In all our travels, this was the first statement of weariness I'd heard. I'd seen Feliks struggle to walk, to lift his head, to open his eyes, to swallow a morsel of food—but never had he voiced his fatigue. This concerned me. I put a hand to his forehead, but he wrenched it away.

“We should sleep and look for him in the morning,” I said brightly. “It would be stupid for us to confront him when we are not at our best. Like your father the rabbi would say—”

“My father was never a rabbi,” he said dully. “I lied.”

He confessed this to me, but he said it to the clouds above.

“I forgive you,” I said. “I lie too. I lie all the time since Pearl left. Actually, that's a lie—I lied before she was gone. I always have.”

This revelation did not bring him the comfort I thought it might. I watched a tear slip from his eye and plummet down the side of his face. He didn't bother to wipe it away.

“I am the biggest liar of all,” he said. “My father was a drunk, a criminal, an indigent. We lived with him in graveyards, back alleys, anywhere we could find. He didn't even survive the invasion. My mother—dead long ago. I don't know how. My brother—after our father died, we went to live with a woman, a kind woman, she took us in—”

I told Feliks that he could stop. This was not a contest about who was the biggest liar. This was a contest about who could be the best killer of Josef Mengele, Angel of—

He sat bolt upright, mouth twisted with confrontation.

“Let me finish! We lived here in Warsaw. Behind this zoo, in fact. See that house there, so close? It was ours, once.”

I looked at the remains of the house, its insides exposed like the nest of a wasp. The sight of its skeleton laid everything bare. I thought of his odd familiarity with the city, the way the people nodded at him as he passed, how he knew the name of every street. I told Feliks that I forgave him, none of these falsehoods mattered. The one thing I didn't understand was why he had acted as if this was a new place, as if he'd never been here before—

He did not look at me as he explained.

“I thought you'd love the zoo. I thought that once you saw the animals, you'd want to live again, and maybe you'd want to live with me. I thought—if you had that chance, that hope, it might even be possible for you to put this deathlessness aside. That ridiculous story he gave everyone! He told all of us that fib, you know. A bigger liar than myself!”

I don't know what my face looked like but I'm sure it showed my foolishness. For so long, I'd hoped that others would forgive me my survival. Just a moment before, I'd believed that the years of children and mothers were in me, the minutes of violinists and farmers and professors, every refugee who never managed to return from the seething country that war had put them in. And now it had come down to this: not science or God or art or reason. Just a boy—a traitor, friend, brother—who wanted to show me a tiger.
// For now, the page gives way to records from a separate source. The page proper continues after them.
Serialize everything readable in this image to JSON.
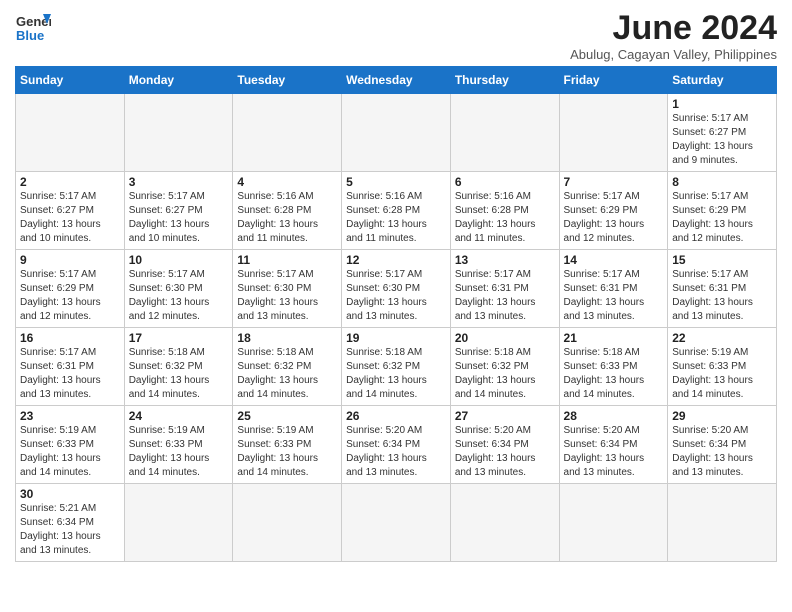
{
  "header": {
    "logo_line1": "General",
    "logo_line2": "Blue",
    "month_year": "June 2024",
    "location": "Abulug, Cagayan Valley, Philippines"
  },
  "weekdays": [
    "Sunday",
    "Monday",
    "Tuesday",
    "Wednesday",
    "Thursday",
    "Friday",
    "Saturday"
  ],
  "weeks": [
    [
      {
        "day": "",
        "info": ""
      },
      {
        "day": "",
        "info": ""
      },
      {
        "day": "",
        "info": ""
      },
      {
        "day": "",
        "info": ""
      },
      {
        "day": "",
        "info": ""
      },
      {
        "day": "",
        "info": ""
      },
      {
        "day": "1",
        "info": "Sunrise: 5:17 AM\nSunset: 6:27 PM\nDaylight: 13 hours\nand 9 minutes."
      }
    ],
    [
      {
        "day": "2",
        "info": "Sunrise: 5:17 AM\nSunset: 6:27 PM\nDaylight: 13 hours\nand 10 minutes."
      },
      {
        "day": "3",
        "info": "Sunrise: 5:17 AM\nSunset: 6:27 PM\nDaylight: 13 hours\nand 10 minutes."
      },
      {
        "day": "4",
        "info": "Sunrise: 5:16 AM\nSunset: 6:28 PM\nDaylight: 13 hours\nand 11 minutes."
      },
      {
        "day": "5",
        "info": "Sunrise: 5:16 AM\nSunset: 6:28 PM\nDaylight: 13 hours\nand 11 minutes."
      },
      {
        "day": "6",
        "info": "Sunrise: 5:16 AM\nSunset: 6:28 PM\nDaylight: 13 hours\nand 11 minutes."
      },
      {
        "day": "7",
        "info": "Sunrise: 5:17 AM\nSunset: 6:29 PM\nDaylight: 13 hours\nand 12 minutes."
      },
      {
        "day": "8",
        "info": "Sunrise: 5:17 AM\nSunset: 6:29 PM\nDaylight: 13 hours\nand 12 minutes."
      }
    ],
    [
      {
        "day": "9",
        "info": "Sunrise: 5:17 AM\nSunset: 6:29 PM\nDaylight: 13 hours\nand 12 minutes."
      },
      {
        "day": "10",
        "info": "Sunrise: 5:17 AM\nSunset: 6:30 PM\nDaylight: 13 hours\nand 12 minutes."
      },
      {
        "day": "11",
        "info": "Sunrise: 5:17 AM\nSunset: 6:30 PM\nDaylight: 13 hours\nand 13 minutes."
      },
      {
        "day": "12",
        "info": "Sunrise: 5:17 AM\nSunset: 6:30 PM\nDaylight: 13 hours\nand 13 minutes."
      },
      {
        "day": "13",
        "info": "Sunrise: 5:17 AM\nSunset: 6:31 PM\nDaylight: 13 hours\nand 13 minutes."
      },
      {
        "day": "14",
        "info": "Sunrise: 5:17 AM\nSunset: 6:31 PM\nDaylight: 13 hours\nand 13 minutes."
      },
      {
        "day": "15",
        "info": "Sunrise: 5:17 AM\nSunset: 6:31 PM\nDaylight: 13 hours\nand 13 minutes."
      }
    ],
    [
      {
        "day": "16",
        "info": "Sunrise: 5:17 AM\nSunset: 6:31 PM\nDaylight: 13 hours\nand 13 minutes."
      },
      {
        "day": "17",
        "info": "Sunrise: 5:18 AM\nSunset: 6:32 PM\nDaylight: 13 hours\nand 14 minutes."
      },
      {
        "day": "18",
        "info": "Sunrise: 5:18 AM\nSunset: 6:32 PM\nDaylight: 13 hours\nand 14 minutes."
      },
      {
        "day": "19",
        "info": "Sunrise: 5:18 AM\nSunset: 6:32 PM\nDaylight: 13 hours\nand 14 minutes."
      },
      {
        "day": "20",
        "info": "Sunrise: 5:18 AM\nSunset: 6:32 PM\nDaylight: 13 hours\nand 14 minutes."
      },
      {
        "day": "21",
        "info": "Sunrise: 5:18 AM\nSunset: 6:33 PM\nDaylight: 13 hours\nand 14 minutes."
      },
      {
        "day": "22",
        "info": "Sunrise: 5:19 AM\nSunset: 6:33 PM\nDaylight: 13 hours\nand 14 minutes."
      }
    ],
    [
      {
        "day": "23",
        "info": "Sunrise: 5:19 AM\nSunset: 6:33 PM\nDaylight: 13 hours\nand 14 minutes."
      },
      {
        "day": "24",
        "info": "Sunrise: 5:19 AM\nSunset: 6:33 PM\nDaylight: 13 hours\nand 14 minutes."
      },
      {
        "day": "25",
        "info": "Sunrise: 5:19 AM\nSunset: 6:33 PM\nDaylight: 13 hours\nand 14 minutes."
      },
      {
        "day": "26",
        "info": "Sunrise: 5:20 AM\nSunset: 6:34 PM\nDaylight: 13 hours\nand 13 minutes."
      },
      {
        "day": "27",
        "info": "Sunrise: 5:20 AM\nSunset: 6:34 PM\nDaylight: 13 hours\nand 13 minutes."
      },
      {
        "day": "28",
        "info": "Sunrise: 5:20 AM\nSunset: 6:34 PM\nDaylight: 13 hours\nand 13 minutes."
      },
      {
        "day": "29",
        "info": "Sunrise: 5:20 AM\nSunset: 6:34 PM\nDaylight: 13 hours\nand 13 minutes."
      }
    ],
    [
      {
        "day": "30",
        "info": "Sunrise: 5:21 AM\nSunset: 6:34 PM\nDaylight: 13 hours\nand 13 minutes."
      },
      {
        "day": "",
        "info": ""
      },
      {
        "day": "",
        "info": ""
      },
      {
        "day": "",
        "info": ""
      },
      {
        "day": "",
        "info": ""
      },
      {
        "day": "",
        "info": ""
      },
      {
        "day": "",
        "info": ""
      }
    ]
  ]
}
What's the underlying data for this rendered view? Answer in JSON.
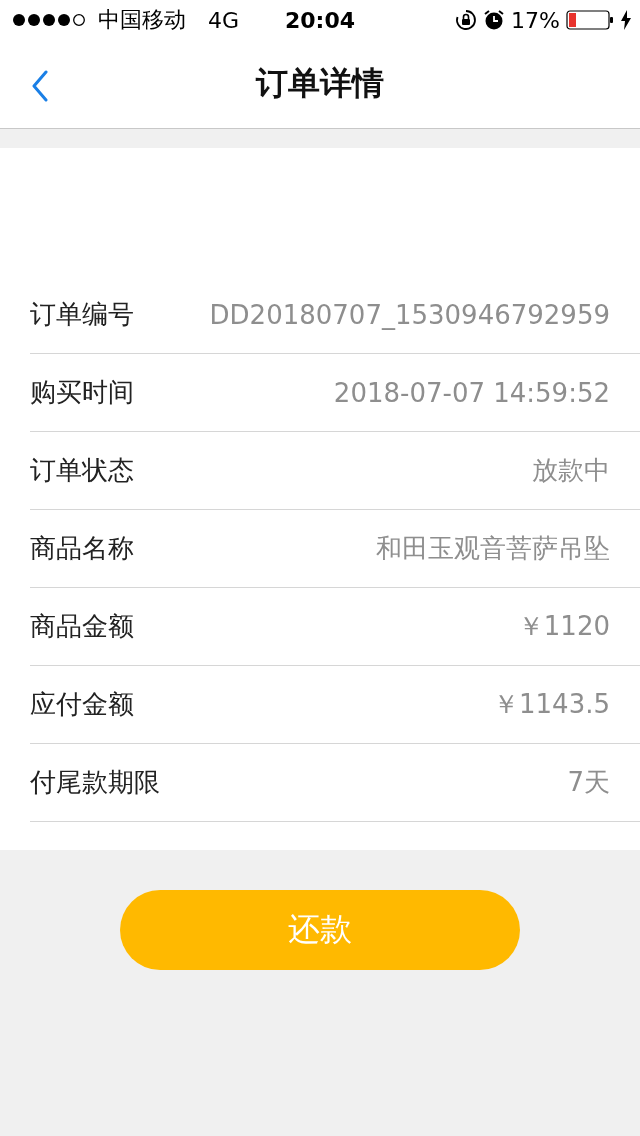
{
  "status_bar": {
    "carrier": "中国移动",
    "network": "4G",
    "time": "20:04",
    "battery": "17%"
  },
  "nav": {
    "title": "订单详情"
  },
  "details": [
    {
      "label": "订单编号",
      "value": "DD20180707_1530946792959"
    },
    {
      "label": "购买时间",
      "value": "2018-07-07 14:59:52"
    },
    {
      "label": "订单状态",
      "value": "放款中"
    },
    {
      "label": "商品名称",
      "value": "和田玉观音菩萨吊坠"
    },
    {
      "label": "商品金额",
      "value": "￥1120"
    },
    {
      "label": "应付金额",
      "value": "￥1143.5"
    },
    {
      "label": "付尾款期限",
      "value": "7天"
    }
  ],
  "action_button": "还款"
}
“You know that it isn't true? How could you believe it? Mengele told all of us, you know, every last—you were not the only one he put evil into.”

Hearing this, I put my spear down too. I dropped my sack of stones, which thudded on the ground with finality. The stones took my side in this matter. The stones cried out, they agreed with me that, yes, I'd been a fool, but Mengele thought I was special, Mengele singled me out, he said I was a rare girl, the only worthy one.

My friend's mouth twisted with pity.

“If I had ever thought you believed that, Stasha—”

Seeing my distress, Feliks hurried to my side, and he went on to say that all I needed was a good night's dreaming and then a new family, maybe an adopted family, and then a new country, complete with a future. The soothing nature of his voice only riled me. I covered my ears to protect them against the force of his good wishes, and I removed my hands only to reach down into my sack and pull out a stone. It careened past his ear, toward the carnage of his home.